Monday, November 12, 2012
Chris Woodward (

There has been a lot of talk since the election about President Barack Obama approving the Keystone XL pipeline, and one expert sees reason to believe that the rumors are true.

Loris, Nick (Heritage)Nick Loris, an economist focusing on energy, environmental and regulatory issues for The Heritage Foundation, thinks the Keystone XL pipeline will be pushed through to the forefront "for the reason that President Obama said he was going to make this decision soon after the election and in the beginning of 2013, and it's obviously already been sufficient time in which the Department of State completed its environmental review and came to the conclusion that the pipeline would pose no significant environmental risk."

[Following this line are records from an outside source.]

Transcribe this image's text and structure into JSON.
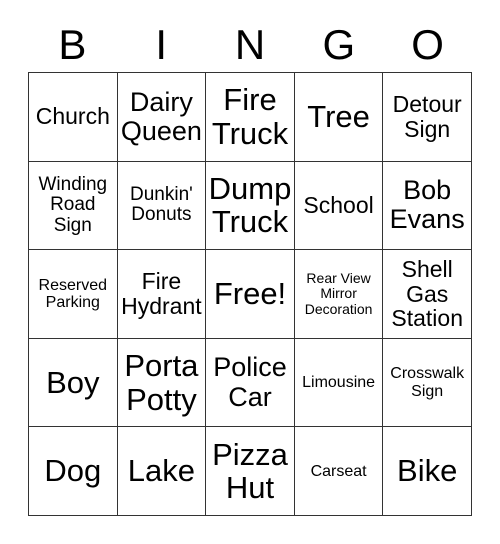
{
  "card": {
    "header_letters": [
      "B",
      "I",
      "N",
      "G",
      "O"
    ],
    "free_space_label": "Free!",
    "colors": {
      "text": "#000000",
      "border": "#333333",
      "background": "#ffffff"
    },
    "rows": [
      [
        {
          "label": "Church",
          "size": "fs-md"
        },
        {
          "label": "Dairy Queen",
          "size": "fs-lg"
        },
        {
          "label": "Fire Truck",
          "size": "fs-xl"
        },
        {
          "label": "Tree",
          "size": "fs-xl"
        },
        {
          "label": "Detour Sign",
          "size": "fs-md"
        }
      ],
      [
        {
          "label": "Winding Road Sign",
          "size": "fs-sm"
        },
        {
          "label": "Dunkin' Donuts",
          "size": "fs-sm"
        },
        {
          "label": "Dump Truck",
          "size": "fs-xl"
        },
        {
          "label": "School",
          "size": "fs-md"
        },
        {
          "label": "Bob Evans",
          "size": "fs-lg"
        }
      ],
      [
        {
          "label": "Reserved Parking",
          "size": "fs-xs"
        },
        {
          "label": "Fire Hydrant",
          "size": "fs-md"
        },
        {
          "label": "Free!",
          "size": "fs-xl"
        },
        {
          "label": "Rear View Mirror Decoration",
          "size": "fs-xxs"
        },
        {
          "label": "Shell Gas Station",
          "size": "fs-md"
        }
      ],
      [
        {
          "label": "Boy",
          "size": "fs-xl"
        },
        {
          "label": "Porta Potty",
          "size": "fs-xl"
        },
        {
          "label": "Police Car",
          "size": "fs-lg"
        },
        {
          "label": "Limousine",
          "size": "fs-xs"
        },
        {
          "label": "Crosswalk Sign",
          "size": "fs-xs"
        }
      ],
      [
        {
          "label": "Dog",
          "size": "fs-xl"
        },
        {
          "label": "Lake",
          "size": "fs-xl"
        },
        {
          "label": "Pizza Hut",
          "size": "fs-xl"
        },
        {
          "label": "Carseat",
          "size": "fs-xs"
        },
        {
          "label": "Bike",
          "size": "fs-xl"
        }
      ]
    ]
  }
}
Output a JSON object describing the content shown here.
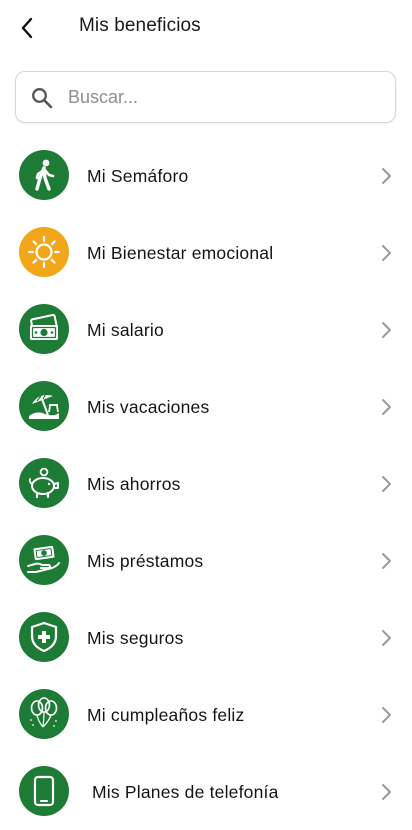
{
  "header": {
    "back_icon": "arrow-left-icon",
    "title": "Mis beneficios"
  },
  "search": {
    "placeholder": "Buscar...",
    "value": "",
    "icon": "search-icon"
  },
  "colors": {
    "green": "#1E7B36",
    "orange": "#F2A71B",
    "chevron": "#9a9a9a"
  },
  "items": [
    {
      "label": "Mi Semáforo",
      "icon": "walking-person-icon",
      "color": "green"
    },
    {
      "label": "Mi Bienestar emocional",
      "icon": "sun-icon",
      "color": "orange"
    },
    {
      "label": "Mi salario",
      "icon": "money-bills-icon",
      "color": "green"
    },
    {
      "label": "Mis vacaciones",
      "icon": "beach-umbrella-icon",
      "color": "green"
    },
    {
      "label": "Mis ahorros",
      "icon": "piggy-bank-icon",
      "color": "green"
    },
    {
      "label": "Mis préstamos",
      "icon": "hand-money-icon",
      "color": "green"
    },
    {
      "label": "Mis seguros",
      "icon": "shield-plus-icon",
      "color": "green"
    },
    {
      "label": "Mi cumpleaños feliz",
      "icon": "balloons-icon",
      "color": "green"
    },
    {
      "label": "Mis Planes de telefonía",
      "icon": "phone-icon",
      "color": "green"
    }
  ]
}
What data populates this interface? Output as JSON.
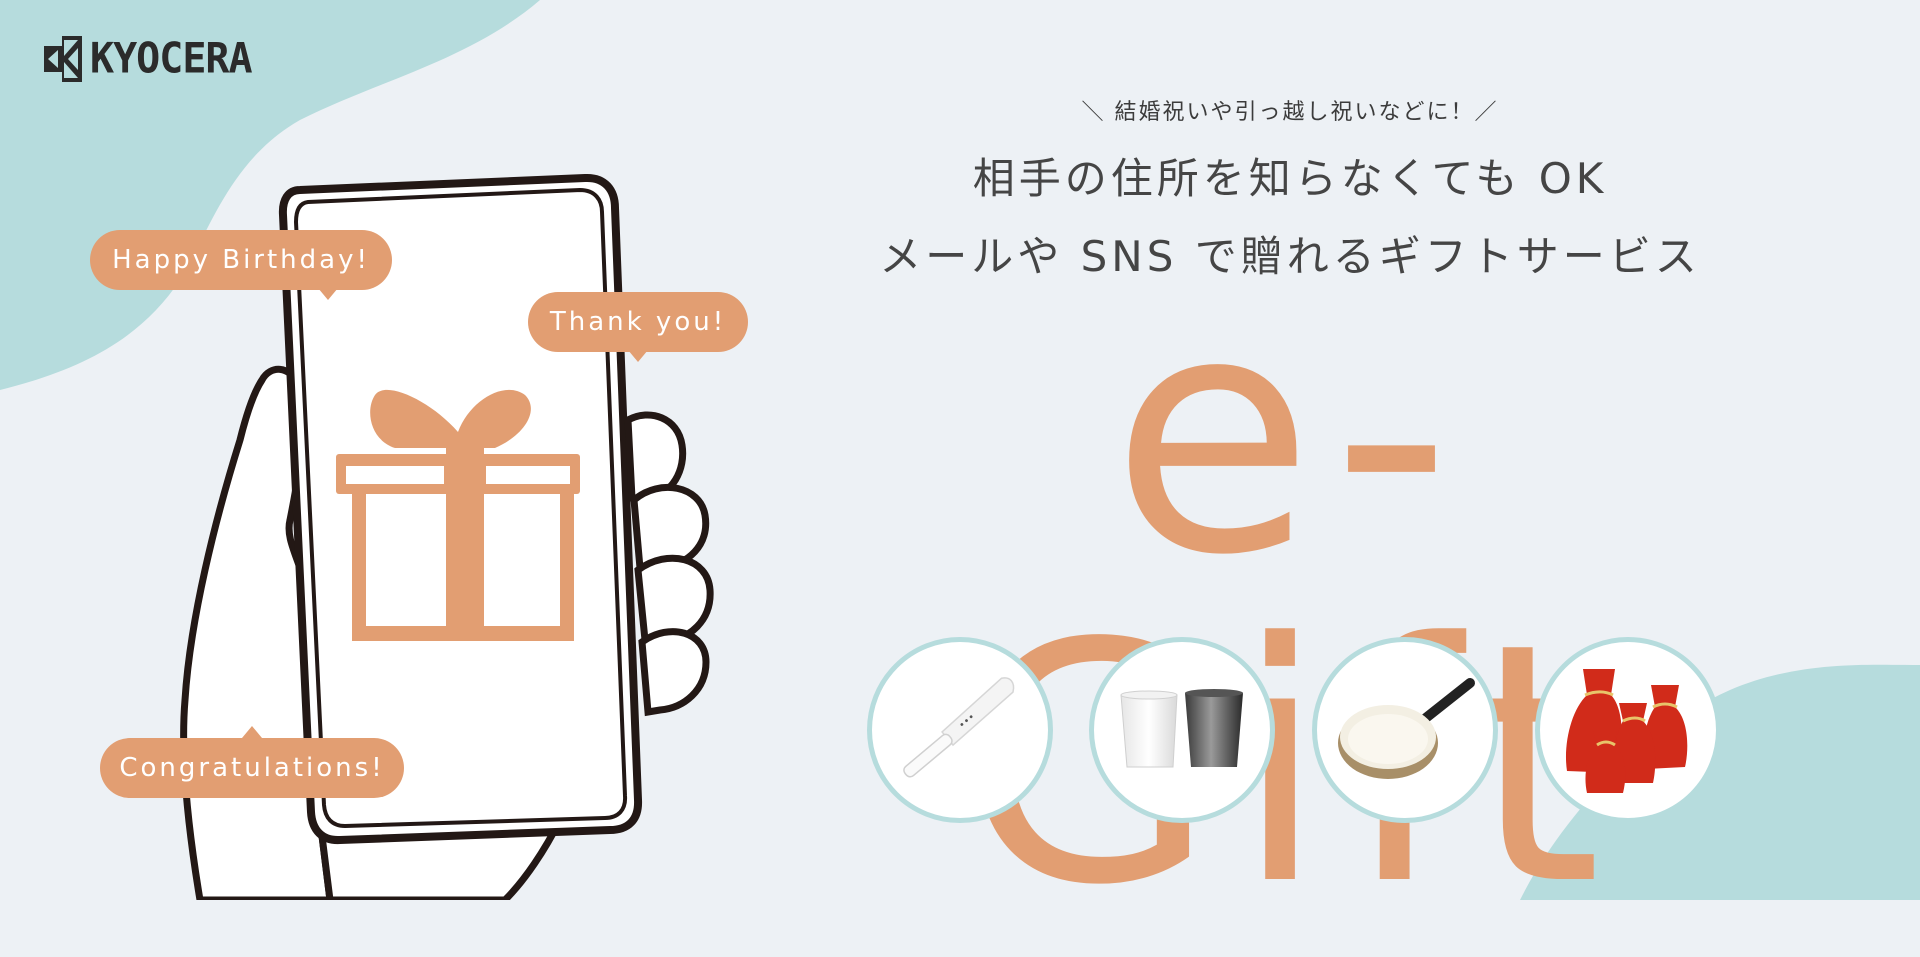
{
  "brand": {
    "logo_text": "KYOCERA",
    "logo_icon": "kyocera-logo-mark-icon"
  },
  "headline": {
    "subtitle": "＼ 結婚祝いや引っ越し祝いなどに！／",
    "line1": "相手の住所を知らなくても OK",
    "line2": "メールや SNS で贈れるギフトサービス",
    "wordmark": "e-Gift"
  },
  "bubbles": [
    {
      "text": "Happy Birthday!"
    },
    {
      "text": "Thank you!"
    },
    {
      "text": "Congratulations!"
    }
  ],
  "illustration": {
    "phone_icon": "hand-holding-phone-icon",
    "gift_icon": "gift-box-icon"
  },
  "products": [
    {
      "name": "ceramic-knife",
      "icon": "knife-icon"
    },
    {
      "name": "tumblers",
      "icon": "tumbler-pair-icon"
    },
    {
      "name": "frying-pan",
      "icon": "frying-pan-icon"
    },
    {
      "name": "gift-wrapping-bags",
      "icon": "gift-bags-icon"
    }
  ],
  "colors": {
    "background": "#EDF1F5",
    "teal": "#B6DCDD",
    "accent_orange": "#E29E72",
    "text_dark": "#454545",
    "outline": "#231815"
  }
}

The decision would ultimately involve the northern leg of the pipeline, which crosses the Canadian/United States border, thus requiring a presidential permit.

"The part of the pipeline from Cushing, Oklahoma, down to the Gulf Coast -- since that's all within the United States, construction has already taken place," the economist explains.

A recent editorial in the Canadian The Globe and Mail calls on President Obama to approve the pipeline, admitting that some of the concerns about a pipeline carrying Canadian bitumen are "valid."

"Well, the environmental concern really is that, one … it runs over the Ogallala Aquifer in Nebraska. But if you look at the state of Nebraska, it looks like a spider web of oil and gas pipelines," Loris notes. "The other concern from environmental activist organizations is that Canadian tar sands oil is more greenhouse gas intense than other oil we produce and we import."

The energy economist explains that that is an insignificant portion of emissions compared to global emissions -- not to mention that even if Obama does not agree to build this pipeline, the oil will go somewhere else, namely China, where it will be refined in less regulated refineries.